How living near a landfill can be harmful to health, especially for children
Strong link found between exposure to hydrogen sulphide gas from living within 5km of a dump and higher rates of lung cancer and respiratory illness
How living near a landfill could damange our health
Living within 5km of a landfill site could put your health at risk, according to a study by researchers in Italy published in the International Journal of Epidemiology.
The scientists evaluated the potential health effects of living near nine different landfills in the Lazio region, and therefore being exposed to air pollutants emitted by the waste treatment plants. More than 242,400 people were enrolled in the study cohort from 1996 to 2008. The results showed a strong association between hydrogen sulphide (one of the gases emitted by landfills) and deaths caused by lung cancer, as well as deaths and hospitalisations for respiratory diseases. The results were especially prominent in children.
Consistent with other studies, respiratory symptoms were detected among residents living close to waste sites. These were linked to inhalation exposure to endotoxins, microorganisms, and aerosols from waste collection and land filling. People living close to large landfills in Rome had average annual exposure to hydrogen sulphide of 45 nanograms per cubic metre, compared with annual average exposure levels among the general population of 6.3 nanograms per cubic metre.
Women may be able to reduce breast cancer risk predicted by their genes
Your genes don’t dictate everything: women with a high risk of developing breast cancer based on family history and genetic risk can still reduce the chance they will develop the disease in their lifetime by following a healthy lifestyle, new research led by the Johns Hopkins Bloomberg School of Public Health in the US suggests.
White women who were at high risk but who had a low body mass index (a marker for obesity), who did not drink or smoke and who did not use hormone replacement therapy, had roughly the same risk as an average white woman in the US, according to the study in JAMA Oncology. The average chance that a 30-year-old, white woman will develop breast cancer before she is 80 is about 11 per cent.
The researchers found that roughly 30 per cent of breast cancer cases could be prevented by modifying known risk factors – say, by drinking less alcohol, losing weight and not undergoing hormone replacement therapy.
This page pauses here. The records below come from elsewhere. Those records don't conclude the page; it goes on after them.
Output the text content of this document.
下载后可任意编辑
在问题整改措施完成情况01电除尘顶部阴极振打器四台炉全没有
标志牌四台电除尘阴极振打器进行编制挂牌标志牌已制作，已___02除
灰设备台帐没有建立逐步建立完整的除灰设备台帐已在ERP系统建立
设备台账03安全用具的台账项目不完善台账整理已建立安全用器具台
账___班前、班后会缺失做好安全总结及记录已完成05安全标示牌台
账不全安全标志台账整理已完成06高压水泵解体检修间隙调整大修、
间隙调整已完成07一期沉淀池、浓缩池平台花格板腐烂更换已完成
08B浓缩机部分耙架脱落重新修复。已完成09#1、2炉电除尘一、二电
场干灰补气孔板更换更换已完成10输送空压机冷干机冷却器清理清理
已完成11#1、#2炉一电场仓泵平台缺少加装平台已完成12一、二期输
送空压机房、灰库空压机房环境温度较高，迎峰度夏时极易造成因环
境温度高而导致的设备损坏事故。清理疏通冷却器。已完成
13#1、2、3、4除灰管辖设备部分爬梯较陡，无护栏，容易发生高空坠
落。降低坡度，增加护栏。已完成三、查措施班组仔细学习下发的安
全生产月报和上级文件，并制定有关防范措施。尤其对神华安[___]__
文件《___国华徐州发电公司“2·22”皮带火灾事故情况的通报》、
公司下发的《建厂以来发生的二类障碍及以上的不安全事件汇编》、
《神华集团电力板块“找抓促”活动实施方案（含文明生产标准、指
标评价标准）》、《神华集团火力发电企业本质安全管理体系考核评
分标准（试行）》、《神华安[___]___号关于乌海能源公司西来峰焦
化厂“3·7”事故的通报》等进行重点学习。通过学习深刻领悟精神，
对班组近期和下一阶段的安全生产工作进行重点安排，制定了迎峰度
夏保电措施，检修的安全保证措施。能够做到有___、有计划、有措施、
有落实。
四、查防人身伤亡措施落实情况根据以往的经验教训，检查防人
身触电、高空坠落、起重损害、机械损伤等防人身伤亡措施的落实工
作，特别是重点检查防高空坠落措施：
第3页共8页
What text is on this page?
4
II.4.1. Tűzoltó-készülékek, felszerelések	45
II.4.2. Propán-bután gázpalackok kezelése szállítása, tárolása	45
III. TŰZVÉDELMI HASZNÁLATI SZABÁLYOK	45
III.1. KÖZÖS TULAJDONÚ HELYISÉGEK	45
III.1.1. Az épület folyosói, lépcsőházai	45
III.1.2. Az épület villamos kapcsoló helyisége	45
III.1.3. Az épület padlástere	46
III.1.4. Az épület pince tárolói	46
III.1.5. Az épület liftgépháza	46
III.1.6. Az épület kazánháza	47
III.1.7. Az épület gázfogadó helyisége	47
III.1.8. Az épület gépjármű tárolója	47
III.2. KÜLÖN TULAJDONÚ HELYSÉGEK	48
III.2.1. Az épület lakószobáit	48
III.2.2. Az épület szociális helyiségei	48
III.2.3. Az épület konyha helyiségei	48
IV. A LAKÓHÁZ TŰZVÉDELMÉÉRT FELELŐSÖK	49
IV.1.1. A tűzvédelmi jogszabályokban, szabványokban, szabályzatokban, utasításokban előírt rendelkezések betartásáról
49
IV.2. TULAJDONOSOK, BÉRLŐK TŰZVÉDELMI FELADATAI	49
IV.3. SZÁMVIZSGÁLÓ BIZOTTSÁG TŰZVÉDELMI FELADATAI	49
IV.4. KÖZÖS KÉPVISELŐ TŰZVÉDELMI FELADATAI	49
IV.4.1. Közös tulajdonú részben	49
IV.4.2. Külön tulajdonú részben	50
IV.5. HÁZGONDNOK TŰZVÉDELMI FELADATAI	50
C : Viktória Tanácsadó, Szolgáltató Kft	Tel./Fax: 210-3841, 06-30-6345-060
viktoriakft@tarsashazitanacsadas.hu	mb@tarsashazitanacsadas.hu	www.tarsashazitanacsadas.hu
More importantly, the study found that a larger fraction of total preventable cases occured among women at higher risk because of genetic factors, family history and a few other non-modifiable factors.
“Everyone should be doing the right things to stay healthy but motivating people is often hard,” says the study’s senior author, Nilanjan Chatterjee. “These findings may be able to help people better understand the benefits of a healthy lifestyle at a more individualised level.”
However, the researchers say the findings are currently applicable only to white women because further studies are needed to understand the association of the genetic variants with risk of breast cancer for other ethnic groups.
Babies fed directly from breast may be at less risk for ear infections
Feeding at the breast may be better than feeding pumped milk from a bottle for reducing the risk of ear infection, according to a recent study by researchers at The Research Institute at Nationwide Children’s Hospital in Ohio, US. Regardless of whether fed through bottle or breast, feeding breast milk compared with formula may also reduce the risk of diarrhoea.
Published in the Journal of Pediatrics, the study surveyed 491 mothers. Those who stated their intent to bottle-feed exclusively were not included in the study. In the remaining surveys, three out of four women used some combination of feeding from the breast, pumped milk and formula in the first 12 months of their children’s lives. After accounting for demographic and other related factors, researchers found that one month of feeding at the breast was associated with a 4 per cent reduction in the odds of ear infection, and a 17 per cent reduction in the odds for infants fed at the breast for six months of infancy.
“While it is not completely clear why ear infections may be related to bottle feeding, it could be because bottles can create a negative pressure during feeding. This negative pressure is then transferred from the bottle to the middle ear of the infant during feedings, which may precipitate ear infections,” explains senior author Sarah Keim.